SNX18 inhibits melanoma migration by modulating the activation ratio of Cdc42 & RhoA [microarray]

To identify novel proteins that control melanoma development and progression, we integrated high-throughput proteomics, mRNA and miRNAs datasets from isogenic primary (WM115) and metastatic (WM266-4) melanoma cell-lines. We focused on differentially expressed proteins that had non-differential mRNA levels and were putatively targeted by a high number of miRNAs. SNX18, a sub-family member of sorting-nexins that participates in endocytosis and autophagy was down-regulated by 6-fold in WM266-4, and predicted to be targeted by 17 miRNAs. Over-expression of SNX18 in several melanoma cell-lines significantly reduced migration rate, while silencing of SNX18 resulted in the opposite effect. Notably, progression tissue microarrays demonstrated a trend for SNX18 downregulation in early metastasis. Luciferase assays confirmed the direct regulation of SNX18 by multiple miRNAs. Indeed, over-expression of these miRNAs repressed endogenous SNX18 expression at the protein but not mRNA level. Further, protein but not mRNA expression levels correlated with better overall survival as determined in a cohort of 48 metastatic melanoma patients and in the TCGA database. Mechanistically, SNX18-mediated reduced migration coincided with RhoA activation and Cdc42 inactivation. Both play a role, as RhoA inhibitor and constitutively activated Cdc42 mutants abrogated this effect. Moreover, phosphorylation-defective SNX18 mutants (S233A,S233D) migrated faster, with S233A inactivating RhoA and activating Cdc42, while S233D activated both. The downstream phosphorylation of the p38>MAPKAPK2>HSP27 signaling pathway was concordant. Both mutants were more abundant in the plasma membrane. Taken together, phosphorylation of S233 is crucial for SNX18 activation, but de-phosphorylation dynamics, which may occur at the membrane, is required for functional effect. mRNA expression profile of primary (WM115) and metastatic (WM266-4) melanoma cell lines. A total of 3 biological replicates of WM115 and WM266-4 were compared.
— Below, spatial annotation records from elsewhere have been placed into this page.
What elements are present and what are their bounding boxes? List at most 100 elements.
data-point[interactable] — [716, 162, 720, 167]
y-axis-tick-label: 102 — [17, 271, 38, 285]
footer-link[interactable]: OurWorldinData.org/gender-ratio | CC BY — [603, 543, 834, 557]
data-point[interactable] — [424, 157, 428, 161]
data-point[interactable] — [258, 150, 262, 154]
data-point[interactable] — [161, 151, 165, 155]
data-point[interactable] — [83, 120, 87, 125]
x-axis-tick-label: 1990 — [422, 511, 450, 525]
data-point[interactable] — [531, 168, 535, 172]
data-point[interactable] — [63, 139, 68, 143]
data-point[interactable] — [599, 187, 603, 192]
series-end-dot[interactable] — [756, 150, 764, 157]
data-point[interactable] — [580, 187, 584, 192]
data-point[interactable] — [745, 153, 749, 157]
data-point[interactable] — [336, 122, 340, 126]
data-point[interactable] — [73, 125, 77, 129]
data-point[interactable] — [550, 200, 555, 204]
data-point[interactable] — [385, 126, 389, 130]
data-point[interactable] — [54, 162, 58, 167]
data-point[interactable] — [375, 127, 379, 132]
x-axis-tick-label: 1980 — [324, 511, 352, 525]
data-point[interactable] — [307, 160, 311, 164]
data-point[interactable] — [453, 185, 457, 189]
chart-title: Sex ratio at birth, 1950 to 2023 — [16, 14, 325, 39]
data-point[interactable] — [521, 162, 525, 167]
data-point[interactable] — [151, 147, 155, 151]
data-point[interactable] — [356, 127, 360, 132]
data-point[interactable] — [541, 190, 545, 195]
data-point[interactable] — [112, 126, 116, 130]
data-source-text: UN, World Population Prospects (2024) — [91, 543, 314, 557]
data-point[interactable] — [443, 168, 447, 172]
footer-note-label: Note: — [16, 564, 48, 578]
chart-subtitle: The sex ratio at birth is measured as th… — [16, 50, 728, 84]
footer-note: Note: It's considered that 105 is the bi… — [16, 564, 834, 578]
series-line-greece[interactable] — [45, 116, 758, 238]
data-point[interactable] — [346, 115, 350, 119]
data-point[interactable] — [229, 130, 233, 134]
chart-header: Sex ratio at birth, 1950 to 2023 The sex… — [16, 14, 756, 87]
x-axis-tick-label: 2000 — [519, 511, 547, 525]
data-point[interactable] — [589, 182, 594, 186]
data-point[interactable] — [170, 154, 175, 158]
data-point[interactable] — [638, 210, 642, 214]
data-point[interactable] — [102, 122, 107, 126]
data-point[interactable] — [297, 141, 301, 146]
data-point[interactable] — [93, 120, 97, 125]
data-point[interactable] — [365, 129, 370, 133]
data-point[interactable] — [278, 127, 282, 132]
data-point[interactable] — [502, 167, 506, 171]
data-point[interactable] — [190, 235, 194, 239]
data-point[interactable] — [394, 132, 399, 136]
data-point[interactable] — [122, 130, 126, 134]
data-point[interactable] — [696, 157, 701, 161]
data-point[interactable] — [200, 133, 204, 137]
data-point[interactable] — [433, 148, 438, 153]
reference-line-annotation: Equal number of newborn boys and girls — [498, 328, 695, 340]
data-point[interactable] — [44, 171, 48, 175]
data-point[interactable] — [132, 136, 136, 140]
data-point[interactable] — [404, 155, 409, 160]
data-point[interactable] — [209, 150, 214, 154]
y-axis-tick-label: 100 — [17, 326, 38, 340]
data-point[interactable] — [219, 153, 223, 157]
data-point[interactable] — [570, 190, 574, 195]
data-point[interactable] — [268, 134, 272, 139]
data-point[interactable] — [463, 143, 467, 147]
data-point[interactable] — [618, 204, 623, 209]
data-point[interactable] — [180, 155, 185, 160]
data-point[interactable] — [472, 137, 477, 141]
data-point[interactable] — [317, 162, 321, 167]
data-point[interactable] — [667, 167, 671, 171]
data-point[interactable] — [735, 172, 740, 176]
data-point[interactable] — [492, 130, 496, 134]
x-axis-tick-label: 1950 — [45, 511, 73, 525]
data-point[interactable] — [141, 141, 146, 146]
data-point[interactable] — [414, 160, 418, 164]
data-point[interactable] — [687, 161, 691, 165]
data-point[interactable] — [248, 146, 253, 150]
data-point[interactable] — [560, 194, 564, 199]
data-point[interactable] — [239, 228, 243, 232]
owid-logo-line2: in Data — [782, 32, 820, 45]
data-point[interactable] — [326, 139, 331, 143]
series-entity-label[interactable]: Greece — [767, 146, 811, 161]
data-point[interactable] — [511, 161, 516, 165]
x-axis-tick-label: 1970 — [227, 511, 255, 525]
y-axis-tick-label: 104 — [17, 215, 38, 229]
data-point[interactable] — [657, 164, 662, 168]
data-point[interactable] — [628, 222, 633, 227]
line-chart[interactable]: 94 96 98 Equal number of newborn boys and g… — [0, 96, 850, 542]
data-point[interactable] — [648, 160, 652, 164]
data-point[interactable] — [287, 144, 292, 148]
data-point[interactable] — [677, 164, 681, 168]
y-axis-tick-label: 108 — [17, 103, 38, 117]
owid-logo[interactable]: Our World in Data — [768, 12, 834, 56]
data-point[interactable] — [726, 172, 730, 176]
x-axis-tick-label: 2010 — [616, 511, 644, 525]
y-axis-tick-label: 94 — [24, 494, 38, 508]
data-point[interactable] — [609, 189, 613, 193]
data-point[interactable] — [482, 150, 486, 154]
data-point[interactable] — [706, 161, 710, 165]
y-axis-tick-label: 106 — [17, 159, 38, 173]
为筛选调控黑色素瘤发生与进展的新型蛋白，我们整合了来自同基因原代（WM115）与转移性（WM266-4）黑色素瘤细胞系的高通量蛋白质组学、mRNA及microRNAs（miRNAs）数据集。我们重点关注mRNA水平无差异表达，但被大量miRNAs潜在靶向的差异表达蛋白。分选连接蛋白（sorting-nexin）亚家族成员SNX18参与内吞作用与自噬过程，在WM266-4细胞中表达下调6倍，且被预测可被17种miRNAs靶向。在多株黑色素瘤细胞系中过表达SNX18可显著降低细胞迁移速率，而沉默SNX18则会产生相反的生物学效应。值得注意的是，进展期组织微阵列实验显示，SNX18在早期转移灶中呈现表达下调趋势。双荧光素酶报告基因实验证实，多种miRNAs可直接调控SNX18的表达。具体而言，这些miRNAs的过表达会在蛋白层面抑制内源性SNX18的表达，但对其mRNA水平无显著影响。进一步分析显示，在48例转移性黑色素瘤患者队列及癌症基因组图谱（TCGA）数据库中，SNX18的蛋白表达水平（而非mRNA水平）与更好的总生存期呈显著正相关。从分子机制来看，SNX18介导的迁移抑制与RhoA激活及Cdc42失活密切相关。二者均发挥关键调控作用：RhoA抑制剂与组成型激活的Cdc42突变体均可抵消这一迁移抑制效应。此外，磷酸化缺陷型SNX18突变体（S233A、S233D）的细胞迁移速率更快：其中S233A可使RhoA失活并激活Cdc42，而S233D则可同时激活RhoA与Cdc42。p38>MAPKAPK2>HSP27信号通路的下游磷酸化水平也与之相符。两种突变体在细胞膜上的蛋白丰度均更高。综上，S233位点的磷酸化对SNX18的激活至关重要，但发挥功能效应所必需的是可能发生于细胞膜上的去磷酸化动态过程。本数据集包含原代（WM115）与转移性（WM266-4）黑色素瘤细胞系的mRNA表达谱数据，共对3份生物学重复的WM115与WM266-4细胞进行了对照分析。